1.
Na linha da temática palaciana
Mote
Perdigão perdeu a pena,
não há mal que lhe não venha.
Voltas
Perdigão, que o pensamento
subiu em alto lugar,
Perde a pena do voar,
ganha a pena do tormento.
Não tem no ar nem no vento
asas, com que se sustenha:
não há mal que lhe não venha.
Quis voar a uma alta torre
mas achou-se desasado
e, vendo-se depenado
de puro penado morre.
Se a queixumes se
socorre,
lança no fogo mais lenha:
não há mal que lhe não venha.
Luís de Camões
TEMA:
O Amor [não correspondido: o assunto]
O
tom que se evidencia do poema é espirituoso devido, sobretudo, ao jogo de
palavras, ou trocadilho, com a palavra “pena”. Este jogo desenrola-se entre o
significado e o significante (polissemia) considerando as virtualidades
semânticas do vocábulo “pena”
Pena
do voar = sonho
Pena
do tormento = realidade
Pena
do escrever = escrita
O
drama íntimo latente no verso não há mal que lhe não venha. passa a
drama universal: não há mal que venha só e assim, um quadro simples conduz a
uma ideia universal.
Versos 1 e 2 e 8 – o pensamento [sonho] elevou o perdigão a
um alto lugar que, como consequência da sua ambição, perdeu a pena do voar.

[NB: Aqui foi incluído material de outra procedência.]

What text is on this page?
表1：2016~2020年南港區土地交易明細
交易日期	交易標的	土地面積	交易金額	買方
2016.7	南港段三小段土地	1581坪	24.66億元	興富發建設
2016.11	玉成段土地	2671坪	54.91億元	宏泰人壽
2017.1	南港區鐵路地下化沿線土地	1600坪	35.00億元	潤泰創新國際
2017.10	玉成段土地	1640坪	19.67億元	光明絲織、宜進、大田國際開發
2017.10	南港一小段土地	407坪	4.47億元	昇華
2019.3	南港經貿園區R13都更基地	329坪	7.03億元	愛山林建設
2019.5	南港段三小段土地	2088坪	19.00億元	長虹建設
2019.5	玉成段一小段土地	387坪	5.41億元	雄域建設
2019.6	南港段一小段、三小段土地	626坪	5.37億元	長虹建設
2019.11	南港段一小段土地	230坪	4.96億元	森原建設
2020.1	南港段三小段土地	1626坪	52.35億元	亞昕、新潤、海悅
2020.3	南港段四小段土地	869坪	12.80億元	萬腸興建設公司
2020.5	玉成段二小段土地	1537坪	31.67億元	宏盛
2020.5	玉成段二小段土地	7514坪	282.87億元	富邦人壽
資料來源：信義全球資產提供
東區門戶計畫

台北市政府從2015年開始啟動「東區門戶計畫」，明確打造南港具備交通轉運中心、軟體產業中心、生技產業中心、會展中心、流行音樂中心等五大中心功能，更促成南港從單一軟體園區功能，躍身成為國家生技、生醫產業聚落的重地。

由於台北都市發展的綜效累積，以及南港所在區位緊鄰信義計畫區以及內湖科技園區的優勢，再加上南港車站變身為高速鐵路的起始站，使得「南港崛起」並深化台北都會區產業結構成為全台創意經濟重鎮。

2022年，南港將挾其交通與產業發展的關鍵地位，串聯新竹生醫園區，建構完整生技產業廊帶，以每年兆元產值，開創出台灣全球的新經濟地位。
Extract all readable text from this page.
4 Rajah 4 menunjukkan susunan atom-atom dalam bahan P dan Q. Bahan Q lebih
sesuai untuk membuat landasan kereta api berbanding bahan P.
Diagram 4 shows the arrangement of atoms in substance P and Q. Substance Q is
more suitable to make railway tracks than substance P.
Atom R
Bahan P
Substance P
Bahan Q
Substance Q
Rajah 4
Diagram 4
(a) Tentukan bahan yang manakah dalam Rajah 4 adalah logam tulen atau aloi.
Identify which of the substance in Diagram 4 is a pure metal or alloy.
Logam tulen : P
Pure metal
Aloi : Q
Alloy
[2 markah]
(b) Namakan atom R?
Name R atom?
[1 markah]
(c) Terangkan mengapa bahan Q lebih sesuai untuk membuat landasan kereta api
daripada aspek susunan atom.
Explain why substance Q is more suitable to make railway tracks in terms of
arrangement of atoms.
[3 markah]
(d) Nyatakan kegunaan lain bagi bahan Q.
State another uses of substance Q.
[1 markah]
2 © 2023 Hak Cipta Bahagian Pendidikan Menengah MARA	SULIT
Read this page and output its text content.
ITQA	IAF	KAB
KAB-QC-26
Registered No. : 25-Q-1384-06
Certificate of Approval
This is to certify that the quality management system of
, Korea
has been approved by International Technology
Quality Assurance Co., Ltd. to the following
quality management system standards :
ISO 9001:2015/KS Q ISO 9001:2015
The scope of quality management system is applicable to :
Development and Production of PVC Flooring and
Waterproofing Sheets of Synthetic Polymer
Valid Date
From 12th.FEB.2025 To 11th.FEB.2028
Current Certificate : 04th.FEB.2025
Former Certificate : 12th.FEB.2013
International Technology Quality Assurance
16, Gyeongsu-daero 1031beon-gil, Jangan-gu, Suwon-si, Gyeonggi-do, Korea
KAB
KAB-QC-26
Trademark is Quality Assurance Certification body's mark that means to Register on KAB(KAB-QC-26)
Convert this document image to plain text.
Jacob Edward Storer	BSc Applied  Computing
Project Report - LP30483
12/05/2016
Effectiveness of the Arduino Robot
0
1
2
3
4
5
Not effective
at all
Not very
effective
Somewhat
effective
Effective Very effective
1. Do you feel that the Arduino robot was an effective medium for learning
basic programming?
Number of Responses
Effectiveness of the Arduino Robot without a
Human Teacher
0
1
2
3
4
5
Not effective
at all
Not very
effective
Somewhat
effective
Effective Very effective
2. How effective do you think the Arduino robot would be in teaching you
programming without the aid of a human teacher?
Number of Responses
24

Nas duas voltas são os seguintes os elementos
associados à ideia de sonho… O mesmo,
mas agora para a ideia de realidade…
O eu poético constata que a realidade prevalece e que se resume à ideia
de que o sonho alimentado era impossível - Perde a pena do voar, - e que a dor que o reconhecimento traz consigo, ganha
… ganha a pena do tormento.
Não tem no ar nem no vento
asas, com que se sustenha:
= o “eu” já não
pode sonhar nem pode lamentar a sua sorte porque “alto lugar” e “alta torre”
remetem para a ideia de um amor inatingível.
O eu poético escreve sobre a sua dor o que aviva a memória do
que aconteceu aumentando, assim, o seu sofrimento.
Tal como Ícaro, o eu poético paga o preço da sua
ambição desmedida. As asas com que sonha são, como as do herói grego, demasiado
frágeis para a sua ousadia, pelo que a queda e o sofrimento seriam inevitáveis.
A falta
da pena de voar traz-lhe a presença da pena castigo
e da pena sofrimento e que mais aumenta quanto maior for a
queixa. (adaptado)
O ato de escrever representado pela pena, utensílio
de escrita, alia-se a essa outra pena, a do sofrimento, … mas se o poeta não
voa, se perde a pena que representa o sonho, então resta-lhe sentir, receber
todos os sofrimentos e morrer depenado.
** Vilancete, mote de 2 versos e voltas de 7 versos
Métrica - redondilha maior
Rima ABBAACC - interpolada em A; emparelhada em B, A e C.
*** antítese/trocadilho - Perde a pena / ganha a pena
**** Perdigão/ Perdiz - em muitas culturas é símbolo do apelo do amor, da mulher mas que, na tradição cristã, representa a tentação e a perdição.
~*~ do tormento - do Amor; desasado - sem membro, companhia; depenado - sofrimento.